Thereafter, drum 10 is discharged by lamp 18 to enable next image formation. Paper on which the toner image is transferred is subjected to fixing at a fixing section (not shown) to complete the image and then discharged.
EXAMPLE 1
Using a two-component developing agent consisting of a toner containing 0.1 wt % of bismuth oxide (Bi2 O3) and a carrier, a copying running test was performed following the same procedures as described above under conditions of a temperature of 35° C. and a relative humidity of 75%. As a result, upon copying 300,000 copies, an image flow did not occur at all, image quality was not degraded, and an image was obtained with high resolution. A copying running test was performed following the same procedures as described above under the same conditions except that a developing agent not containing bismuth oxide was used. As a result, an image flow occurred upon copying 7,000 copies.
EXAMPLE 2
Using a two-component developing agent consisting of a toner containing 0.1 wt % of basic bismuth acetate (BiO.CH3 COO) and a carrier, a copying running test was performed following the same procedures as in Example 1. As a result, upon copying 300,000 copies, an image flow did not occur at all, image quality was not degraded, and an image was obtained with high resolution.
The present invention is not limited to the above embodiment and examples but can be variously modified. For example, the compound which reacts with nitrate ions and forms a water-insoluble substance is not limited to the bismuth compounds in the examples, but a variety of other compounds may be used.

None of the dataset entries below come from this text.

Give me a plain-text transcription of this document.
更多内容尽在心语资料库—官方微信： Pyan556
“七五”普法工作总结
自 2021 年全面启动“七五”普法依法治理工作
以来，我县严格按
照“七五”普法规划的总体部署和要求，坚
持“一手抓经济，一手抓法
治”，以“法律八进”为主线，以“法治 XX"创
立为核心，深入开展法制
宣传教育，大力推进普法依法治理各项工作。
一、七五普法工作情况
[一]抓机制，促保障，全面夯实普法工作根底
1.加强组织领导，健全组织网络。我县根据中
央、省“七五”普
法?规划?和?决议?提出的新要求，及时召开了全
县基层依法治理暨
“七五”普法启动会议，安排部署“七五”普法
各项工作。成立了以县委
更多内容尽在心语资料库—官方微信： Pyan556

In addition, the developing agent is not limited to the two-component developing agent, but a one-component developing agent can be used. An amount of an additive compound can be selected arbitrarily. The compound need not be simply mixed in toner but can be mixed in a grinding step of a resin or dye which is a material of the toner.
Furthermore, the additive compound need not be contained in the developing agent but can be applied on the surface of the image-carrying body by other means. For example, the compound may be applied by rubber or metal roller 20 as shown in FIG. 2.
In addition, the material of the image-carrying body is not limited to a-Si or μc-Si. For example, inorganic photoreceptors using inorganic photoconductive material such as Se and As2 Se3, inorganic photoreceptors having a coating film formed on such inorganic photoconductive material, and various positive or negative charging organic photoreceptors may be employed. In particular a photoreceptor such as a negative charging organic photoreceptor which requires negative charging and easily causes an image flow may be used.
As has been described above, according to the method of the present invention, nitrate ions (NO3 -) generated by corona discharge in image forming process and adhered on the surface of the image-carrying body can be fixed by a chemical treatment and then removed. For this reason, reduction in surface resistance of the image-carrying body caused by ionic conduction of nitrate ions (NO3 -) can be prevented, a clear image can be formed without generating an image flow phenomenon, and a long service life of the image-carrying body can be achieved.